If the idea of training for a 26-mile marathon seems grueling, consider this: there is a group of people running around a single block in Queens in a 52-day race, each person packing in at least 60 miles a day.
It's happening in Jamaica, where followers of Sri Chinmoy, a deceased Indian spritual leader, are doing continuous laps around the Thomas A. Edison Career and Technical Education High School, day in and day out, through heat and humidity and rain.
The reward? Self-transendence -- "Going beyond personal limits and reaching new levels of inner and outer perfection," according to the Sri Chinmoy website.
The 3,100-mile race is the longest footrace in the world, the site claims, and comprises 5,649 total laps.
Eleven runners -- many from Eastern Europe -- started the race on June 12. In a report on the race last year, the Wall Street Journal said 25 runners have completed the race since it began in 1997, some more than once.
Each runner plods along from 6 a.m. to midnight. When all is said and done, they'll have gone through more than 12 pairs of sneakers over the course of the competition, the Journal reported.
The Self-Transendence 3100 Mile Race website features a blog with updates on the race, written by both runners and spectators. One local man, Mark Dorian -- a "friend and supporter," according to the site -- wrote recently that a lounge singer from Queens showed up to sing "Happy Birthday" to one of the runners, Purna-Samarpan (Olaf) Querhammer, complete with balloons, streamers, and cake.

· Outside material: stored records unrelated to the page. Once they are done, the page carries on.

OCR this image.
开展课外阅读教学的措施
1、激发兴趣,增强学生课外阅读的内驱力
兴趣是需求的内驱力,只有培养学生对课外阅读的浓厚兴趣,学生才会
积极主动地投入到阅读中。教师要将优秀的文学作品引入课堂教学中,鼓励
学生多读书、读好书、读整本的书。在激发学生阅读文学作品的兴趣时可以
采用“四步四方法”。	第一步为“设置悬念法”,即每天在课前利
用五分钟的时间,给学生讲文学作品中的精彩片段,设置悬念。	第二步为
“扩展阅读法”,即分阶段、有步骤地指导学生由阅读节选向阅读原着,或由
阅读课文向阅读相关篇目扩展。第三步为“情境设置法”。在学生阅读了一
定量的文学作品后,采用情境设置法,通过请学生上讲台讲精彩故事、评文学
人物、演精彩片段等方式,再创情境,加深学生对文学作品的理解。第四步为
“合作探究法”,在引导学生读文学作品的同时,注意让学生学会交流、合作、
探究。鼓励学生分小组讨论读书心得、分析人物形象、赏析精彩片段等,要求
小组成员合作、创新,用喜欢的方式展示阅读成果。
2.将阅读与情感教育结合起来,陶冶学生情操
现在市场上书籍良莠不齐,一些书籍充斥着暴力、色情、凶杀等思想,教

"Wildest of all," Dorian adds, "both a donkey and wolf were seen chasing Dr. Querhammer around the loop under the full moon. The little terrier Roxy who belongs to well-known NYC pastry chef and 3100 race helper Sushovita Taylor was grring and chomping at the bit to chase after the wolf."

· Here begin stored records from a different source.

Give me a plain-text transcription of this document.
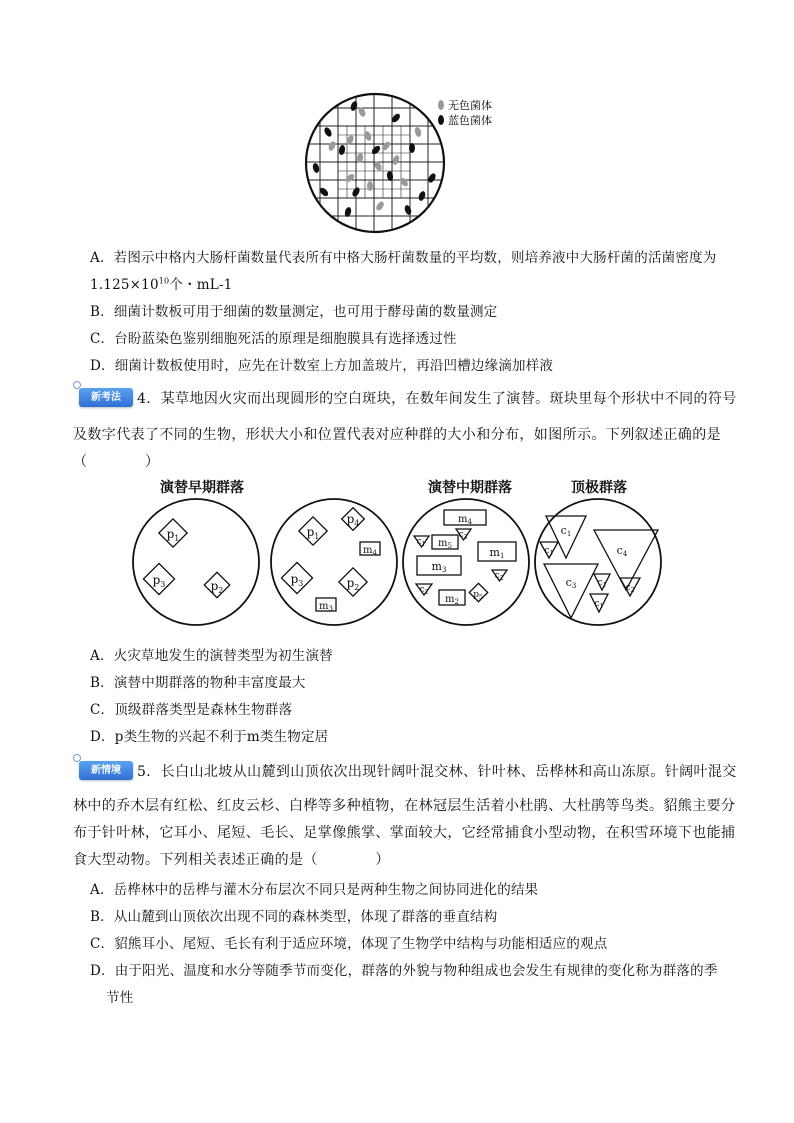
无色菌体
蓝色菌体
A．若图示中格内大肠杆菌数量代表所有中格大肠杆菌数量的平均数，则培养液中大肠杆菌的活菌密度为
$1.125\times 10^{10}$个・mL-1
B．细菌计数板可用于细菌的数量测定，也可用于酵母菌的数量测定
C．台盼蓝染色鉴别细胞死活的原理是细胞膜具有选择透过性
D．细菌计数板使用时，应先在计数室上方加盖玻片，再沿凹槽边缘滴加样液
新考法	4．某草地因火灾而出现圆形的空白斑块，在数年间发生了演替。斑块里每个形状中不同的符号
及数字代表了不同的生物，形状大小和位置代表对应种群的大小和分布，如图所示。下列叙述正确的是
（　　　　）
演替早期群落	演替中期群落	顶极群落
$p_1$
$p_3$	$p_2$
$p_1$
$p_4$
$p_3$	$p_2$
$m_4$
$m_3$
$m_4$
$m_5$	m1
m3
$m_2$
$c_1$
$c_3$
$c_2$
$c_2$	$p_5$
c1
c4
c3
$c_1$
$c_1$ $c_2$
$c_1$
A．火灾草地发生的演替类型为初生演替
B．演替中期群落的物种丰富度最大
C．顶级群落类型是森林生物群落
D．p类生物的兴起不利于m类生物定居
新情境	5．长白山北坡从山麓到山顶依次出现针阔叶混交林、针叶林、岳桦林和高山冻原。针阔叶混交
林中的乔木层有红松、红皮云杉、白桦等多种植物，在林冠层生活着小杜鹃、大杜鹃等鸟类。貂熊主要分
布于针叶林，它耳小、尾短、毛长、足掌像熊掌、掌面较大，它经常捕食小型动物，在积雪环境下也能捕
食大型动物。下列相关表述正确的是（　　　　）
A．岳桦林中的岳桦与灌木分布层次不同只是两种生物之间协同进化的结果
B．从山麓到山顶依次出现不同的森林类型，体现了群落的垂直结构
C．貂熊耳小、尾短、毛长有利于适应环境，体现了生物学中结构与功能相适应的观点
D．由于阳光、温度和水分等随季节而变化，群落的外貌与物种组成也会发生有规律的变化称为群落的季
节性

The fastest man in the history of the race is Wolfgang Schwerk, a German furniture maker and opera singer who finished the race in 41 days, 8 hours, 16 minutes and 29 seconds -- that's an average of 75.1 miles per day.
Chinmoy, according to the Journal, grew up in India, where he studied at an ashram, and eventually settled in Queens, where a tight-knit community of his students grew over the years.